Claude CodeCodex CLIGemini CLIOpenCode

Favorites: 0.

Sub-skills: 0.

Aggregator: No.

Original source / Raw SKILL.md

---
name: filler-word-processing
description: "Process filler word annotations to generate video edit lists. Use when working with timestamp annotations for removing speech disfluencies (um, uh, like, you know) from audio/video content."
---

# Filler Word Processing

## Annotation Format

Typical annotation JSON structure:
```json
[
  {"word": "um", "timestamp": 12.5},
  {"word": "like", "timestamp": 25.3},
  {"word": "you know", "timestamp": 45.8}
]
```

## Converting Annotations to Cut Segments

Each filler word annotation marks when the word starts.
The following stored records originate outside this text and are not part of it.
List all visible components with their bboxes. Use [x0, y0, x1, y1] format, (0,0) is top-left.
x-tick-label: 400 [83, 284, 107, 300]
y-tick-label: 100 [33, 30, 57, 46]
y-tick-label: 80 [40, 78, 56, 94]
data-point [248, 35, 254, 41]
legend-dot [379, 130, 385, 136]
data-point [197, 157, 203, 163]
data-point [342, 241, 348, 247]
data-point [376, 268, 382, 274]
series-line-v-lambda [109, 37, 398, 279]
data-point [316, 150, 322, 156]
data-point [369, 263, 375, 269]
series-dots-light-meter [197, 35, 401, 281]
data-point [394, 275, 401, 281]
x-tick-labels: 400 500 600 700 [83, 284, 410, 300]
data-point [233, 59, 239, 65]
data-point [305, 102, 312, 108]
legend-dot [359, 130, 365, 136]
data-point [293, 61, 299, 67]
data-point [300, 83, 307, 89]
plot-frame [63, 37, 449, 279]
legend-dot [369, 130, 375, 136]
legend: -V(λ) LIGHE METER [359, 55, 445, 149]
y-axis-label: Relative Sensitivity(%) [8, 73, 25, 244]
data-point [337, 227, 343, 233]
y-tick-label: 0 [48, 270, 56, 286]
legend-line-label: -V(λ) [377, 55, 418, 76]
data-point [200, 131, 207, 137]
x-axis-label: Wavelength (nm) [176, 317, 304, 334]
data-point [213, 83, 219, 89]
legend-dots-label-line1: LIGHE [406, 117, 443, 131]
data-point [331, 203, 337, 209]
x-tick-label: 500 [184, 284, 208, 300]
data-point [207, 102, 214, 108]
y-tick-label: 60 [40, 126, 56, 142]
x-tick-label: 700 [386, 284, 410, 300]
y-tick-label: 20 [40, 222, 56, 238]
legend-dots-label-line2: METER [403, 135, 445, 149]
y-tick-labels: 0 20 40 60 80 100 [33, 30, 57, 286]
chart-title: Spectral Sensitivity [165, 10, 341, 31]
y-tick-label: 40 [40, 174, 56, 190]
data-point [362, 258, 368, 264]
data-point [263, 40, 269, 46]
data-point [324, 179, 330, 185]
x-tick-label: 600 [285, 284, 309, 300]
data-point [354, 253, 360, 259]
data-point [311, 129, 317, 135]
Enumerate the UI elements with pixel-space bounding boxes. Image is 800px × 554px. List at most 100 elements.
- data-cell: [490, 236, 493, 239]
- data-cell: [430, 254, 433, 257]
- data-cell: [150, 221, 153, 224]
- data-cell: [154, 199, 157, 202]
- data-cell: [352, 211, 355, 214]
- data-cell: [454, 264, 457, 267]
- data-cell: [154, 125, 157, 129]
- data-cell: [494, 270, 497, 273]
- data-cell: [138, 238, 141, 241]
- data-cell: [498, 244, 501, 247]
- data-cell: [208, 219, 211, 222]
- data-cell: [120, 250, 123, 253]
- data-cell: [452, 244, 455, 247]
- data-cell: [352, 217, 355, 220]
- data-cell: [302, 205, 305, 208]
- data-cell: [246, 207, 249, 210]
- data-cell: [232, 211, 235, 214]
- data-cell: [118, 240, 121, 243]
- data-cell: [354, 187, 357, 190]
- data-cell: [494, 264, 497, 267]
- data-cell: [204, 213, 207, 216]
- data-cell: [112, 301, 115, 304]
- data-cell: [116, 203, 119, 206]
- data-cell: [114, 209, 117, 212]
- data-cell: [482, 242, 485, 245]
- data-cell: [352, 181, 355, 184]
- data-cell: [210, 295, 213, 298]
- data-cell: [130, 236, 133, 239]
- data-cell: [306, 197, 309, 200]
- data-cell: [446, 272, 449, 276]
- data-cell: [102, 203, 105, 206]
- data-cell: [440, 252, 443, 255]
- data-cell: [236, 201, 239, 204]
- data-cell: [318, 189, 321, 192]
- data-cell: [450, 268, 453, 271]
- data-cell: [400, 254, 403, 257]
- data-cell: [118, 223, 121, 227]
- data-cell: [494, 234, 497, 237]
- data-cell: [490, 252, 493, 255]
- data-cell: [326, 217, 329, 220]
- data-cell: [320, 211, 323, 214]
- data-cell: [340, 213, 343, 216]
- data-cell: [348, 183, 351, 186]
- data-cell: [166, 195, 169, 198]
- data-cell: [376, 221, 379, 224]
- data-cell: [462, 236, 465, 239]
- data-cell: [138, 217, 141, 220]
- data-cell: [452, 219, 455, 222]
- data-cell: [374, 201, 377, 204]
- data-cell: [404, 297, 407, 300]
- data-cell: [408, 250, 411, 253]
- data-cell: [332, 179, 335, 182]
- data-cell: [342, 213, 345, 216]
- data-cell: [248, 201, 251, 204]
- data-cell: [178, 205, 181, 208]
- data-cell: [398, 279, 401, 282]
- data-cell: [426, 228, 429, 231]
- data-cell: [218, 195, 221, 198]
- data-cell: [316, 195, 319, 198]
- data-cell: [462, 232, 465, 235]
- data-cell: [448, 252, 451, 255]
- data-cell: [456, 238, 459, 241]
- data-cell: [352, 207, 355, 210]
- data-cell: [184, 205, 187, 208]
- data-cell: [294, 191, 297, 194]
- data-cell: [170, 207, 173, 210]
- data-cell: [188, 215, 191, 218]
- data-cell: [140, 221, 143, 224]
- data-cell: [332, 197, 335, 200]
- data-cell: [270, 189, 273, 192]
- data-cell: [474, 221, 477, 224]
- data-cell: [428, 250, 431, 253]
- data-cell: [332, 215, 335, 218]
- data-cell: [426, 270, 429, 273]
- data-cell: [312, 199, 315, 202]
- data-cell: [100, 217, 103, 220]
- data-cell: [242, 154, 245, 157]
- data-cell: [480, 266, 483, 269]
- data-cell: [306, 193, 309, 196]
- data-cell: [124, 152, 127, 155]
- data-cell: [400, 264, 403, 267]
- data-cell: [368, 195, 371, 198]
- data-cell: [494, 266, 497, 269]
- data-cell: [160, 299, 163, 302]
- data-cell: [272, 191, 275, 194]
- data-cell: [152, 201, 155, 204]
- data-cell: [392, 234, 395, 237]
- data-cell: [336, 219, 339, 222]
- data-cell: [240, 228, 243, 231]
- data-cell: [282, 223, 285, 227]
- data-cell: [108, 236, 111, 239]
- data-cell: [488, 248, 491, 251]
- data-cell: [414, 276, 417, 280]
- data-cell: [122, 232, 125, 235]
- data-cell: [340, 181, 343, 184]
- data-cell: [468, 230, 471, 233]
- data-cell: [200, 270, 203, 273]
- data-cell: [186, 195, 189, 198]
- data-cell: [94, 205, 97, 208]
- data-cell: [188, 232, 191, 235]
To remove it, use word-specific durations since different fillers have different lengths:

```python
import json

# Word-specific durations (in seconds)
WORD_DURATIONS = {
    "uh": 0.3,
    "um": 0.4,
    "hum": 0.6,
    "hmm": 0.6,
    "mhm": 0.55,
    "like": 0.3,
    "yeah": 0.35,
    "so": 0.25,
    "well": 0.35,
    "okay": 0.4,
    "basically": 0.55,
    "you know": 0.55,
    "i mean": 0.5,
    "kind of": 0.5,
    "i guess": 0.5,
}
DEFAULT_DURATION = 0.4

def annotations_to_segments(annotations_file, buffer=0.05):
    """
    Convert filler word annotations to (start, end) cut segments.

    Args:
        annotations_file: Path to JSON annotations
        buffer: Small buffer before the word (seconds)

    Returns:
        List of (start, end) tuples representing segments to remove
    """
    with open(annotations_file) as f:
        annotations = json.load(f)

    segments = []
    for ann in annotations:
        word = ann.get('word', '').lower().strip()
        timestamp = ann['timestamp']
        # Use word-specific duration, fall back to default
        word_duration = WORD_DURATIONS.get(word, DEFAULT_DURATION)
        # Cut starts slightly before the word
        start = max(0, timestamp - buffer)
        # Cut ends after word duration
        end = timestamp + word_duration
        segments.append((start, end))

    return segments
```

## Merging Overlapping Segments

When filler words are close together, merge their cut segments:

```python
def merge_overlapping_segments(segments, min_gap=0.1):
    """
    Merge segments that overlap or are very close together.

    Args:
        segments: List of (start, end) tuples
        min_gap: Minimum gap to keep segments separate

    Returns:
        Merged list of segments
    """
    if not segments:
        return []

    # Sort by start time
    sorted_segs = sorted(segments)
    merged = [sorted_segs[0]]

    for start, end in sorted_segs[1:]:
        prev_start, prev_end = merged[-1]

        # If this segment overlaps or is very close to previous
        if start <= prev_end + min_gap:
            # Extend the previous segment
            merged[-1] = (prev_start, max(prev_end, end))
        else:
            merged.append((start, end))

    return merged
```

## Complete Processing Pipeline

```python
def process_filler_annotations(annotations_file, word_duration=0.4):
    """Full pipeline: load annotations -> create segments -> merge overlaps"""

    # Load and create initial segments
    segments = annotations_to_segments(annotations_file, word_duration)

    # Merge overlapping cuts
    merged = merge_overlapping_segments(segments)

    return merged
```

## Tuning Parameters

| Parameter | Typical Value | Notes |
|-----------|---------------|-------|
| word_duration | varies | Short fillers (um, uh) ~0.25-0.3s, single words (like, yeah) ~0.3-0.4s, phrases (you know, i mean) ~0.5-0.6s |
| buffer | 0.05s | Small buffer captures word onset |
| min_gap | 0.1s | Prevents micro-segments between close fillers |

### Word Duration Guidelines

| Category | Words | Duration |
|----------|-------|----------|
| Quick hesitations | uh, um | 0.3-0.4s |
| Sustained hums (drawn out while thinking) | hum, hmm, mhm | 0.55-0.6s |
| Quick single words | like, yeah, so, well | 0.25-0.35s |
| Longer single words | okay, basically | 0.4-0.55s |
| Multi-word phrases | you know, i mean, kind of, i guess | 0.5-0.55s |

## Quality Considerations

- **Too aggressive**: Cuts into adjacent words, sounds choppy
- **Too conservative**: Filler words partially audible
- **Sweet spot**: Clean cuts with natural-sounding result

Test with a few samples before processing full video.